Komnas HAM Ungkap Kronologi Kerusuhan di Wamena
- ANTARA FOTO/Marius Wonyewun
VIVAnews - Komisi Nasional Hak Asasi Manusia membeberkan temuan-temuannya terkait kerusuhan di Wamena, Papua, beberapa waktu lalu. Menurut Komnas HAM, aksi unjuk rasa yang berujung kerusuhan awalnya disebabkan adanya miskomunikasi di SMA PGRI.
"Kronologi dari investigasi yang dilakukan oleh perwakilan Komnas HAM menunjukkan ada miskomunikasi," kata Ketua Komnas HAM, Ahmad Fauzan Damanik, di kantornya, Jalan Latuharhari, Jakarta Pusat, Senin 30 September 2019.
Tim perwakilan Komnas HAM memulai investigasi dengan mewawancarai guru dan murid SMA PGRI. Cerita bermula pada Rabu, 18 September 2019, di mana seorang guru pengganti bernama Riris Pangabean tengah mengajar di kelas XI.
Riris, kata Ahmad, mengaku sempat cekcok dengan salah satu murid.

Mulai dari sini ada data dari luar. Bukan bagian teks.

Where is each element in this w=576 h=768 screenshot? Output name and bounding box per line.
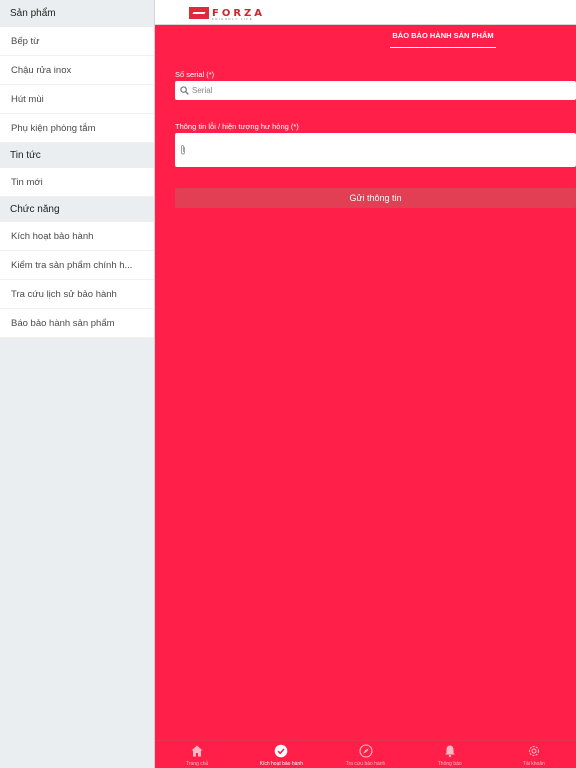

Sebabnya, si murid itu mengira Riris menyebut kata "kera".
“Sebetulnya kalau menurut versi ibu ini, dia tidak mengucapkan kera tapi keras,” kata Damanik.
Namun, lanjut Damanik, persoalan tersebut diklaim sudah terselesaikan. Bahkan, dalam dua hari ke depan tidak ada masalah. Baru pada Sabtu, 21 September 2019 ada sebagian murid yang mempersoalkan.
Keributan hari itu pun diklaim dapat diselesaikan dengan mediasi yang dilakukan oleh guru-guru lain di sekolah tersebut. Bahkan, para murid dan guru bernyanyi bersama lantaran ada seorang murid yang berulang tahun.
Tiba-tiba pada Minggu, 22 September 2019 ada penyerangan sejumlah massa ke sekolah tersebut. Pada Senin, 23 September 2019, banyak fasilitas sekolah sudah dalam keadaan hancur. Guru Riris pun diminta tak datang ke sekolah guna menghindari amukan massa.
Usai kerusuhan di sekolah tersebut, muncul kerusuhan di beberapa tempat. Dari keterangan warga, massa perusuh tak dikenali dan bukan warga sekitar.
"Keterangan warga tak mengenali massa yang rusuh," ujarnya.
Adapun sejauh ini, Komnas HAM mencatat ada 31 orang korban meninggal. Selain itu, 43 korban luka-luka yang tercatat menjadi pasien di Rumah Sakit Wamena.